Biodiversity and the last species

“…there is nothing more sacred than the pact between humans and the land that gives them their food.  Janine Benyus.” (Sarah James and Torbjörn Lahti)

“journeys of … eco-municipalities towards sustainability also teach that there are no package solutions toward this goal.  Each community and each actor within that community must find the particular path that fits that local terrain and situation.”Sarah James and Torbjörn Lahti

“[We] do not really know what we are losing when we lose species.  Some ecologists have likened the loss of biodiversity to an airplane flight during which we continually pull out rivets as the plane cruises along.  How many rivets can we pull out before disaster occurs?” Sarah James and Torbjörn Lahti

One of the signposts along the path include a guiding local vision.  Saskatoon has undertaken its vision or journey of growth to half a million people with the YXEGreenStrategy,  and Saskatoon’s Strategic Growth Plan which includes seven strategic goals.

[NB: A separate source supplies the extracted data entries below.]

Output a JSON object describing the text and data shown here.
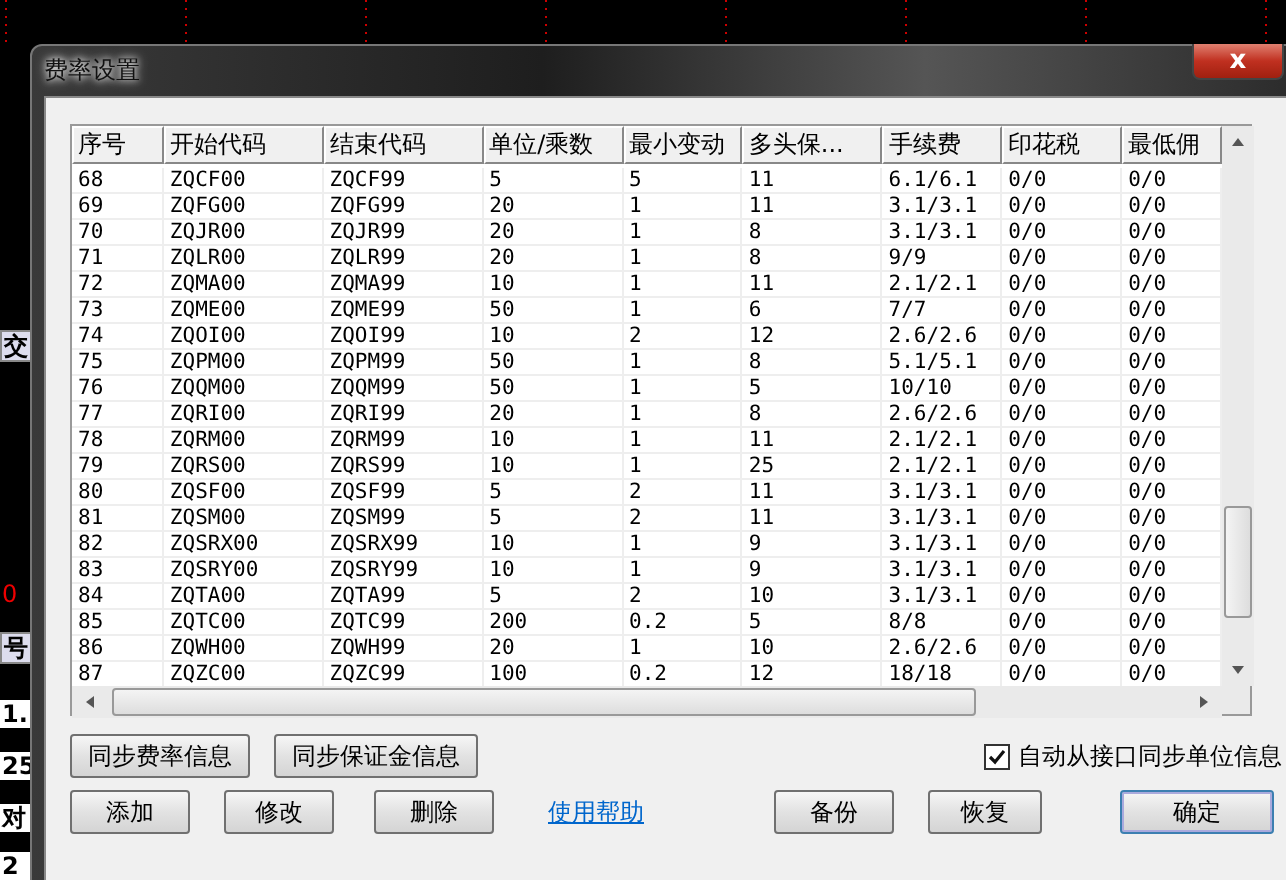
{
  "background_fragments": [
    {
      "text": "交",
      "kind": "box"
    },
    {
      "text": "0",
      "kind": "red"
    },
    {
      "text": "号",
      "kind": "box"
    },
    {
      "text": "1.",
      "kind": "plain"
    },
    {
      "text": "25",
      "kind": "plain"
    },
    {
      "text": "对",
      "kind": "plain"
    },
    {
      "text": "2",
      "kind": "plain"
    }
  ],
  "window": {
    "title": "费率设置",
    "close": "x"
  },
  "table": {
    "columns": [
      "序号",
      "开始代码",
      "结束代码",
      "单位/乘数",
      "最小变动",
      "多头保...",
      "手续费",
      "印花税",
      "最低佣"
    ],
    "rows": [
      [
        "68",
        "ZQCF00",
        "ZQCF99",
        "5",
        "5",
        "11",
        "6.1/6.1",
        "0/0",
        "0/0"
      ],
      [
        "69",
        "ZQFG00",
        "ZQFG99",
        "20",
        "1",
        "11",
        "3.1/3.1",
        "0/0",
        "0/0"
      ],
      [
        "70",
        "ZQJR00",
        "ZQJR99",
        "20",
        "1",
        "8",
        "3.1/3.1",
        "0/0",
        "0/0"
      ],
      [
        "71",
        "ZQLR00",
        "ZQLR99",
        "20",
        "1",
        "8",
        "9/9",
        "0/0",
        "0/0"
      ],
      [
        "72",
        "ZQMA00",
        "ZQMA99",
        "10",
        "1",
        "11",
        "2.1/2.1",
        "0/0",
        "0/0"
      ],
      [
        "73",
        "ZQME00",
        "ZQME99",
        "50",
        "1",
        "6",
        "7/7",
        "0/0",
        "0/0"
      ],
      [
        "74",
        "ZQOI00",
        "ZQOI99",
        "10",
        "2",
        "12",
        "2.6/2.6",
        "0/0",
        "0/0"
      ],
      [
        "75",
        "ZQPM00",
        "ZQPM99",
        "50",
        "1",
        "8",
        "5.1/5.1",
        "0/0",
        "0/0"
      ],
      [
        "76",
        "ZQQM00",
        "ZQQM99",
        "50",
        "1",
        "5",
        "10/10",
        "0/0",
        "0/0"
      ],
      [
        "77",
        "ZQRI00",
        "ZQRI99",
        "20",
        "1",
        "8",
        "2.6/2.6",
        "0/0",
        "0/0"
      ],
      [
        "78",
        "ZQRM00",
        "ZQRM99",
        "10",
        "1",
        "11",
        "2.1/2.1",
        "0/0",
        "0/0"
      ],
      [
        "79",
        "ZQRS00",
        "ZQRS99",
        "10",
        "1",
        "25",
        "2.1/2.1",
        "0/0",
        "0/0"
      ],
      [
        "80",
        "ZQSF00",
        "ZQSF99",
        "5",
        "2",
        "11",
        "3.1/3.1",
        "0/0",
        "0/0"
      ],
      [
        "81",
        "ZQSM00",
        "ZQSM99",
        "5",
        "2",
        "11",
        "3.1/3.1",
        "0/0",
        "0/0"
      ],
      [
        "82",
        "ZQSRX00",
        "ZQSRX99",
        "10",
        "1",
        "9",
        "3.1/3.1",
        "0/0",
        "0/0"
      ],
      [
        "83",
        "ZQSRY00",
        "ZQSRY99",
        "10",
        "1",
        "9",
        "3.1/3.1",
        "0/0",
        "0/0"
      ],
      [
        "84",
        "ZQTA00",
        "ZQTA99",
        "5",
        "2",
        "10",
        "3.1/3.1",
        "0/0",
        "0/0"
      ],
      [
        "85",
        "ZQTC00",
        "ZQTC99",
        "200",
        "0.2",
        "5",
        "8/8",
        "0/0",
        "0/0"
      ],
      [
        "86",
        "ZQWH00",
        "ZQWH99",
        "20",
        "1",
        "10",
        "2.6/2.6",
        "0/0",
        "0/0"
      ],
      [
        "87",
        "ZQZC00",
        "ZQZC99",
        "100",
        "0.2",
        "12",
        "18/18",
        "0/0",
        "0/0"
      ]
    ]
  },
  "sync_buttons": [
    "同步费率信息",
    "同步保证金信息"
  ],
  "auto_sync": {
    "label": "自动从接口同步单位信息",
    "checked": true
  },
  "actions": [
    {
      "label": "添加",
      "kind": "button"
    },
    {
      "label": "修改",
      "kind": "button"
    },
    {
      "label": "删除",
      "kind": "button"
    },
    {
      "label": "使用帮助",
      "kind": "link"
    },
    {
      "label": "备份",
      "kind": "button"
    },
    {
      "label": "恢复",
      "kind": "button"
    },
    {
      "label": "确定",
      "kind": "default"
    }
  ]
}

“Eco-municipalities have educated thousands of their employees about unsustainable environmental and social trends and the reasons why new local practices are essential for helping to change these trends.  These municipalities have engaged community citizens – sometimes, entire villages – in planning and revitalization initiatives toward sustainability.  These community initiatives have found locally suited ways to reduce use of fossil fuels, metals and minerals, chemicals, encroachment upon nature, and to meet human and community needs fairly and efficiently.”Sarah James and Torbjörn Lahti

“What you people call your natural resources, our people call our relatives” ~ Orien Lyons, faith keeper of the Onondaga.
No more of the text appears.